Le toucher – Lecture croisée de Levinas et Merleau-Ponty
En 1972, Emmanuel Levinas ouvre l’article qu’il consacre à Paul Celan par une citation justement célèbre : « Je ne vois pas de différence entre une poignée de mains et un poème». Ce que voit Paul Celan dans une poignée de mains mériterait assurément de longs commentaires, ce qu’entend Emmanuel Levinas dans ce poème élémentaire est et n’est pas plus simple. D’une certaine manière, la poignée de mains ne dit rien mais elle dit : simple signe lancé à l’autre, elle se résume dans un dire sans dit. Ramenée à l’essentiel la parole n’est peut-être que contact, et il n’y aurait pas de différence entre tendre une main et dire. « Quel que soit le message transmis par le discours, le parler est contact ». Mais ce n’est pas seulement d’une main qu’il est question, c’est d’une poignée de mains, et pas seulement d’une parole, mais d’un poème. Aussi est-ce à la richesse de cette parole « élémentaire » qu’il faut prêter attention : comme le poème, le contact des mains est susceptible de multiples interprétations. Commençons par deux : Merleau-Ponty, Levinas, variations autour d’un thème proposé par Paul Celan, occasion surtout de croiser la lecture de deux ouvrages majeurs et strictement contemporains : Le visible et l’invisible et Totalité et infini. Commençons par deux citations, la première tirée du Visible et l’invisible, et la seconde non pas de Totalité et infini, mais d’un article de 1984 où il est question directement de Merleau-Ponty :
« Si ma main gauche peut toucher ma main droite pendant qu’elle palpe les tangibles, la toucher en train de toucher, retourner sur elle sa palpation, pourquoi, touchant la main d’un autre, ne toucherais-je pas en elle le même pouvoir d’épouser les choses que j’ai touché dans la mienne ? » (VI 185)

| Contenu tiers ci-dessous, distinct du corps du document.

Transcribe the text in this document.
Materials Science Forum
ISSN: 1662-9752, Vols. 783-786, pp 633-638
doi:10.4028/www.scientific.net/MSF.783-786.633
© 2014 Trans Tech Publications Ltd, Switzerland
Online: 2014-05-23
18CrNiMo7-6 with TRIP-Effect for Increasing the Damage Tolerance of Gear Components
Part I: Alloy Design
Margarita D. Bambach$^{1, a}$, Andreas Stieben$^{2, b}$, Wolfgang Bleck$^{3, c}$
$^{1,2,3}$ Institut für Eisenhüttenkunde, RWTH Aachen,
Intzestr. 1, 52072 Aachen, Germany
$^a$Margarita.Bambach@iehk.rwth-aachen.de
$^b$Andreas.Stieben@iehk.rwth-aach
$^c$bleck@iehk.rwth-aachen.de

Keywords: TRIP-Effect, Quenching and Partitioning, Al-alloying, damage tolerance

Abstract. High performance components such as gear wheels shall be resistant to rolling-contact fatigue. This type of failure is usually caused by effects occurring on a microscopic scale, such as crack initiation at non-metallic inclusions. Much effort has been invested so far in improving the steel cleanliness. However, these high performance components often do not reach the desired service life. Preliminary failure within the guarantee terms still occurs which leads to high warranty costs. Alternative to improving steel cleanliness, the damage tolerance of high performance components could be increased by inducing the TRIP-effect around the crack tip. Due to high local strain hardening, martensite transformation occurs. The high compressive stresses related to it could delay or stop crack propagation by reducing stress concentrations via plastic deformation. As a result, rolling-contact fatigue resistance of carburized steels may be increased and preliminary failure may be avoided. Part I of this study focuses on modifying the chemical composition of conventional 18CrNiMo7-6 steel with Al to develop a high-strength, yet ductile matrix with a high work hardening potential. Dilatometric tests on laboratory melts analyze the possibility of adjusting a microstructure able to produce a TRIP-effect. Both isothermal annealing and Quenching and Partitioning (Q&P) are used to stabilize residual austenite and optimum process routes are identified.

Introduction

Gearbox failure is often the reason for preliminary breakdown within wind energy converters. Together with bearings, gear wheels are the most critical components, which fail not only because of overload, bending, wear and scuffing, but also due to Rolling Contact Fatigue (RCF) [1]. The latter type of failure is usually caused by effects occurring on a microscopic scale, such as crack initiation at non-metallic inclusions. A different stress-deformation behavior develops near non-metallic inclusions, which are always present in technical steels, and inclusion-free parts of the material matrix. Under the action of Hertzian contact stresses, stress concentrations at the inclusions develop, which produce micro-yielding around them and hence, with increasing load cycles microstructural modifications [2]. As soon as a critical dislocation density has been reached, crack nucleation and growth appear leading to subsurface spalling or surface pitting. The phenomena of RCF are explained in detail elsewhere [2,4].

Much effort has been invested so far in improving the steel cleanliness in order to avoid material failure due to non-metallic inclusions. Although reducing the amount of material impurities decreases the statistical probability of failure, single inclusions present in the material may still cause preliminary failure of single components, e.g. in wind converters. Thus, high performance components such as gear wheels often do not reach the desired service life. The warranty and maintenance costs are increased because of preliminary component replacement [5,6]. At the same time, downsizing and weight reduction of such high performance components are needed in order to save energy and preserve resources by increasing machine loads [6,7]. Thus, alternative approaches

« La poignée de mains, est-elle une « prise de connaissance » et comme une coïncidence de deux pensées dans le savoir mutuel de l’une par l’autre ? N’est-elle pas dans la différence – proximité du prochain ? » (HS 167)
De ces deux pages peut naître une question : comment deux mains peuvent-elles s’approcher, se prendre, se comprendre, se serrer, s’aimer peut-être ? Question qui naît de ces deux pages, mais suppose en amont bien des textes et des pensées : le fait que l’homme ait deux mains, le fait aussi que dans l’expérience des deux mains il puisse y avoir une autre main, bien entendu les pages de Husserl au § 36 des Ideen II sur le toucher des deux mains et rendues célèbres par le commentaire qu’en a donné Merleau-Ponty, sans oublier les pages que Jean-Paul Sartre consacre à la caresse dans L’être et le néant.